I think that you should run an ad in the personals in the town that your mother is from and make it simple ..boy born 1976 on Christmas day searching for mother given up for adoption thru…. please help..to find out all info and refer them to this page and Frank…you should even put your phone number in the personal..You can probably do this over the internet putting it in what ever local papers you can find. A lot of people read the personals and maybe perhaps….this story will ring a bell to someone.
Thanks for the idea!
The adoptive parents should have the name of the attorney who handled the private adoption as well as his adoption decree. The adoption decree should give his last name at birth. If the attorney was youngish at the time he may still be alive and even practicing law. Even if he has retired or is deceased his files would have been transfered to another attorney. The attorney would have known Frank’s first mother and her family.
Have you checked for Facebook pages for those high schools? I’m checking now. Got to find Franks mother. She had more guts than me. I folded like a house if cards.
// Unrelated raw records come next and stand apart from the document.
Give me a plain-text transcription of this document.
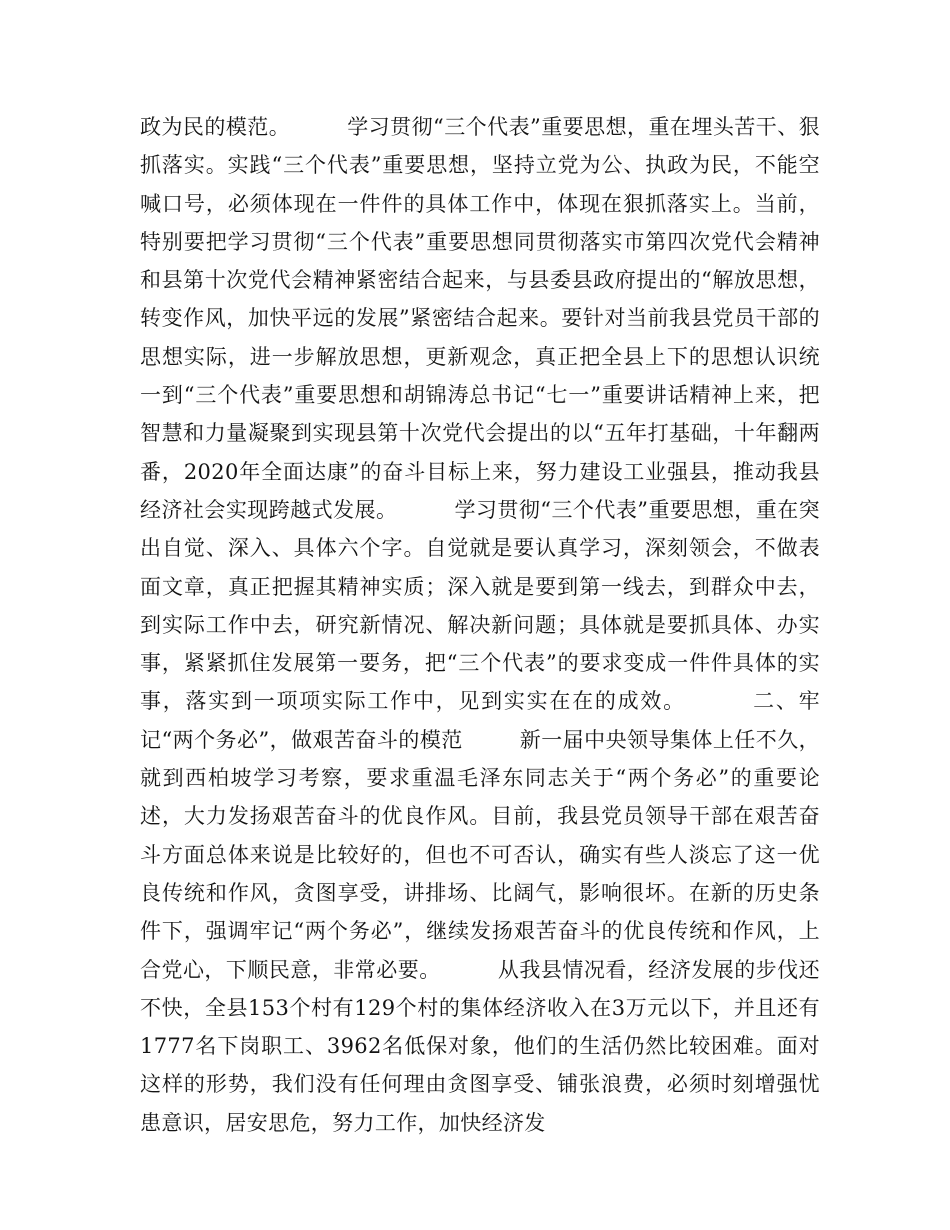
政为民的模范。        学习贯彻“三个代表”重要思想，重在埋头苦干、狠抓落实。实践“三个代表”重要思想，坚持立党为公、执政为民，不能空喊口号，必须体现在一件件的具体工作中，体现在狠抓落实上。当前，特别要把学习贯彻“三个代表”重要思想同贯彻落实市第四次党代会精神和县第十次党代会精神紧密结合起来，与县委县政府提出的“解放思想，转变作风，加快平远的发展”紧密结合起来。要针对当前我县党员干部的思想实际，进一步解放思想，更新观念，真正把全县上下的思想认识统一到“三个代表”重要思想和胡锦涛总书记“七一”重要讲话精神上来，把智慧和力量凝聚到实现县第十次党代会提出的以“五年打基础，十年翻两番，2020年全面达康”的奋斗目标上来，努力建设工业强县，推动我县经济社会实现跨越式发展。        学习贯彻“三个代表”重要思想，重在突出自觉、深入、具体六个字。自觉就是要认真学习，深刻领会，不做表面文章，真正把握其精神实质；深入就是要到第一线去，到群众中去，到实际工作中去，研究新情况、解决新问题；具体就是要抓具体、办实事，紧紧抓住发展第一要务，把“三个代表”的要求变成一件件具体的实事，落实到一项项实际工作中，见到实实在在的成效。        二、牢记“两个务必”，做艰苦奋斗的模范        新一届中央领导集体上任不久，就到西柏坡学习考察，要求重温毛泽东同志关于“两个务必”的重要论述，大力发扬艰苦奋斗的优良作风。目前，我县党员领导干部在艰苦奋斗方面总体来说是比较好的，但也不可否认，确实有些人淡忘了这一优良传统和作风，贪图享受，讲排场、比阔气，影响很坏。在新的历史条件下，强调牢记“两个务必”，继续发扬艰苦奋斗的优良传统和作风，上合党心，下顺民意，非常必要。        从我县情况看，经济发展的步伐还不快，全县153个村有129个村的集体经济收入在3万元以下，并且还有1777名下岗职工、3962名低保对象，他们的生活仍然比较困难。面对这样的形势，我们没有任何理由贪图享受、铺张浪费，必须时刻增强忧患意识，居安思危，努力工作，加快经济发
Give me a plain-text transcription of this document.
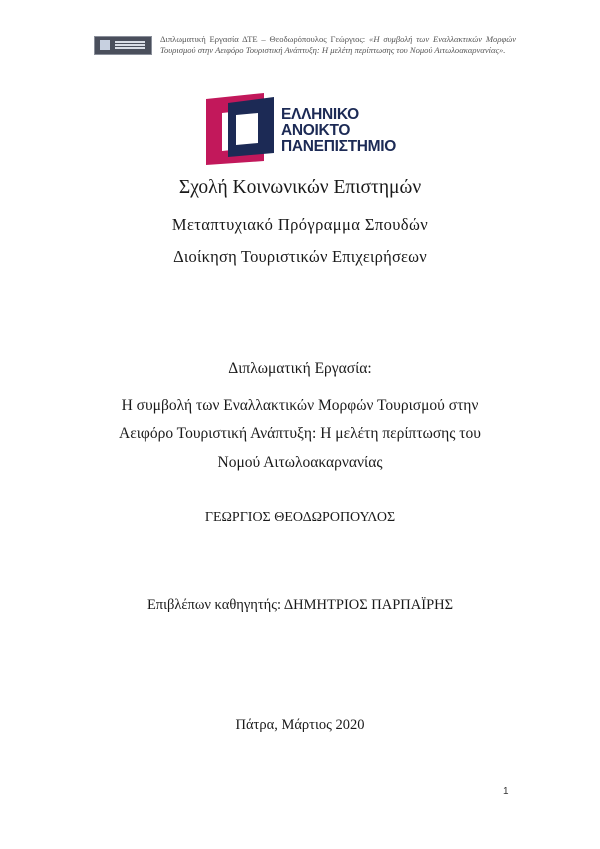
Διπλωματική Εργασία ΔΤΕ – Θεοδωρόπουλος Γεώργιος: «Η συμβολή των Εναλλακτικών Μορφών Τουρισμού στην Αειφόρο Τουριστική Ανάπτυξη: Η μελέτη περίπτωσης του Νομού Αιτωλοακαρνανίας».
ΕΛΛΗΝΙΚΟ
ΑΝΟΙΚΤΟ
ΠΑΝΕΠΙΣΤΗΜΙΟ
Σχολή Κοινωνικών Επιστημών
Μεταπτυχιακό Πρόγραμμα Σπουδών
Διοίκηση Τουριστικών Επιχειρήσεων
Διπλωματική Εργασία:
Η συμβολή των Εναλλακτικών Μορφών Τουρισμού στην
Αειφόρο Τουριστική Ανάπτυξη: Η μελέτη περίπτωσης του
Νομού Αιτωλοακαρνανίας
ΓΕΩΡΓΙΟΣ ΘΕΟΔΩΡΟΠΟΥΛΟΣ
Επιβλέπων καθηγητής: ΔΗΜΗΤΡΙΟΣ ΠΑΡΠΑΪΡΗΣ
Πάτρα, Μάρτιος 2020
1
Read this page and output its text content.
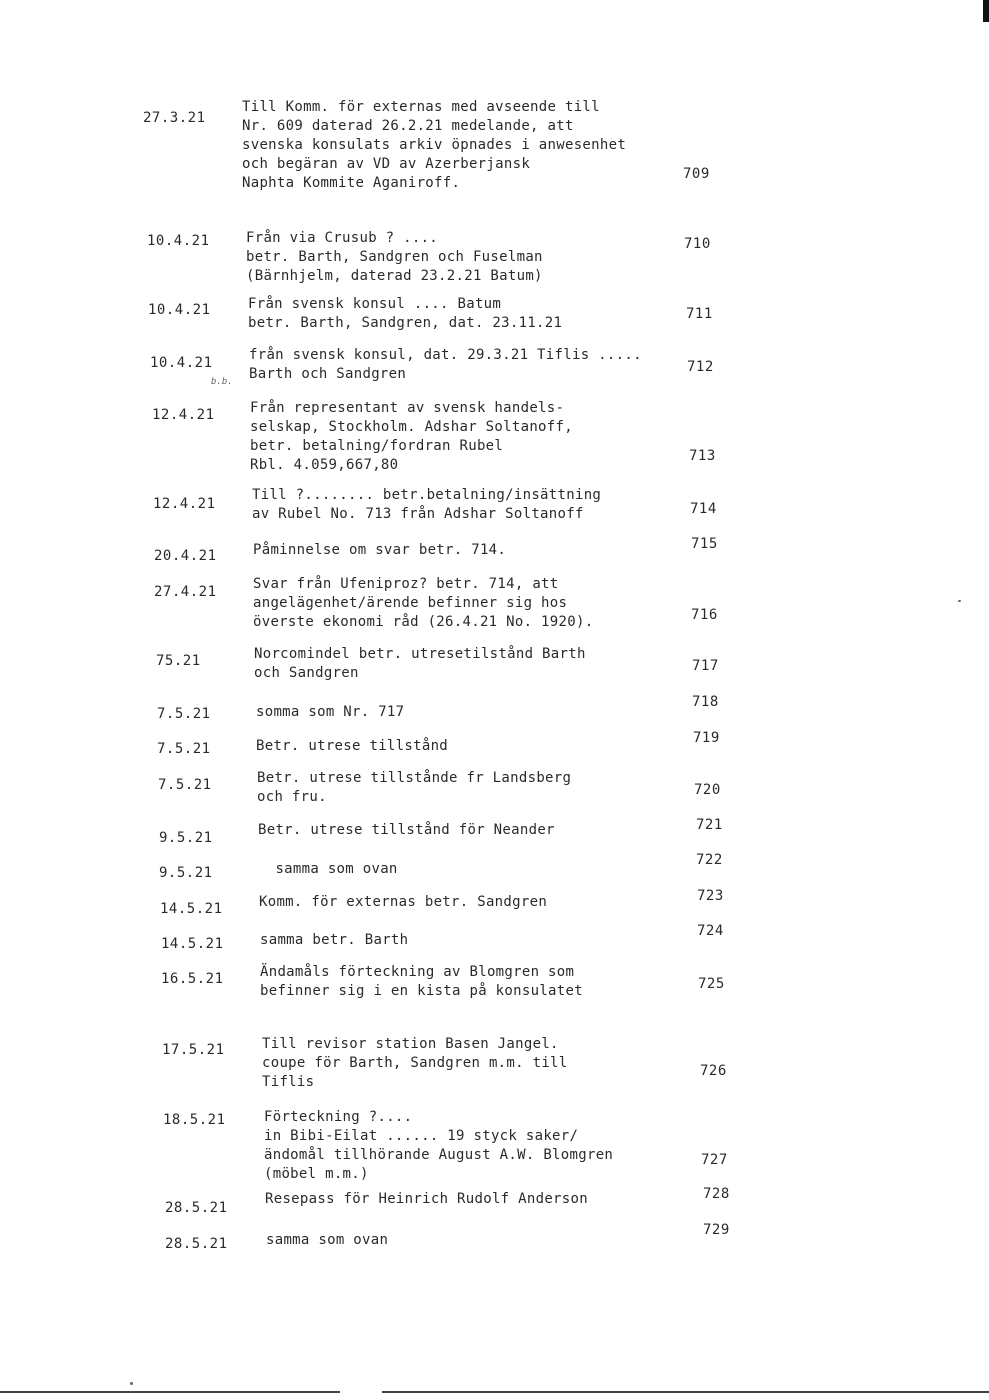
27.3.21
Till Komm. för externas med avseende till
Nr. 609 daterad 26.2.21 medelande, att
svenska konsulats arkiv öpnades i anwesenhet
och begäran av VD av Azerberjansk
Naphta Kommite Aganiroff.
709
10.4.21	Från via Crusub ? ....
betr. Barth, Sandgren och Fuselman
(Bärnhjelm, daterad 23.2.21 Batum)
710
10.4.21	Från svensk konsul .... Batum
betr. Barth, Sandgren, dat. 23.11.21
711
10.4.21	från svensk konsul, dat. 29.3.21 Tiflis .....
Barth och Sandgren	712
12.4.21	Från representant av svensk handels-
selskap, Stockholm. Adshar Soltanoff,
betr. betalning/fordran Rubel
Rbl. 4.059,667,80
713
12.4.21
Till ?........ betr.betalning/insättning
av Rubel No. 713 från Adshar Soltanoff	714
20.4.21	Påminnelse om svar betr. 714.	715
27.4.21	Svar från Ufeniproz? betr. 714, att
angelägenhet/ärende befinner sig hos
överste ekonomi råd (26.4.21 No. 1920).	716
75.21	Norcomindel betr. utresetilstånd Barth
och Sandgren	717
7.5.21	somma som Nr. 717
718
7.5.21	Betr. utrese tillstånd	719
7.5.21	Betr. utrese tillstånde fr Landsberg
och fru.	720
9.5.21	Betr. utrese tillstånd för Neander	721
9.5.21	samma som ovan
722
14.5.21	Komm. för externas betr. Sandgren	723
14.5.21	samma betr. Barth
724
16.5.21	Ändamåls förteckning av Blomgren som
befinner sig i en kista på konsulatet	725
17.5.21	Till revisor station Basen Jangel.
coupe för Barth, Sandgren m.m. till
Tiflis
726
18.5.21	Förteckning ?....
in Bibi-Eilat ...... 19 styck saker/
ändomål tillhörande August A.W. Blomgren
(möbel m.m.)
727
28.5.21
Resepass för Heinrich Rudolf Anderson	728
28.5.21	samma som ovan
729
b.b.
Try running a “Letter to the Editor” in the Daily Freeman, everybody from the area reads that paper(even though most wont admit to it lol) but that section is the most popular.
I wish you allot of luck in your search, I have adopted my three granddaughters, and I can’t imagine them not knowing their birth parents, whether they wanted to be involved in their lives or not!!! It is their right!!!!
FYI, there are yearbooks from Kingston High on Classmates.com for years 1972, 73, 75 & 76.
One would think that a small community like Kingston, finding the missing pieces would be easy. Sadly they are not. My spouse has the delivery doctors name and lawyer, all dead ends. The lawyer will not even return our calls. How no one can remember a teenager pregnant at either Saugerties HS (father) or Kingston in 1976 (possibly mother) is baffling. Dead end searches and disappointments or promises if we find lots of money to help. This crazy world of adoption has us loosing our minds and hearts.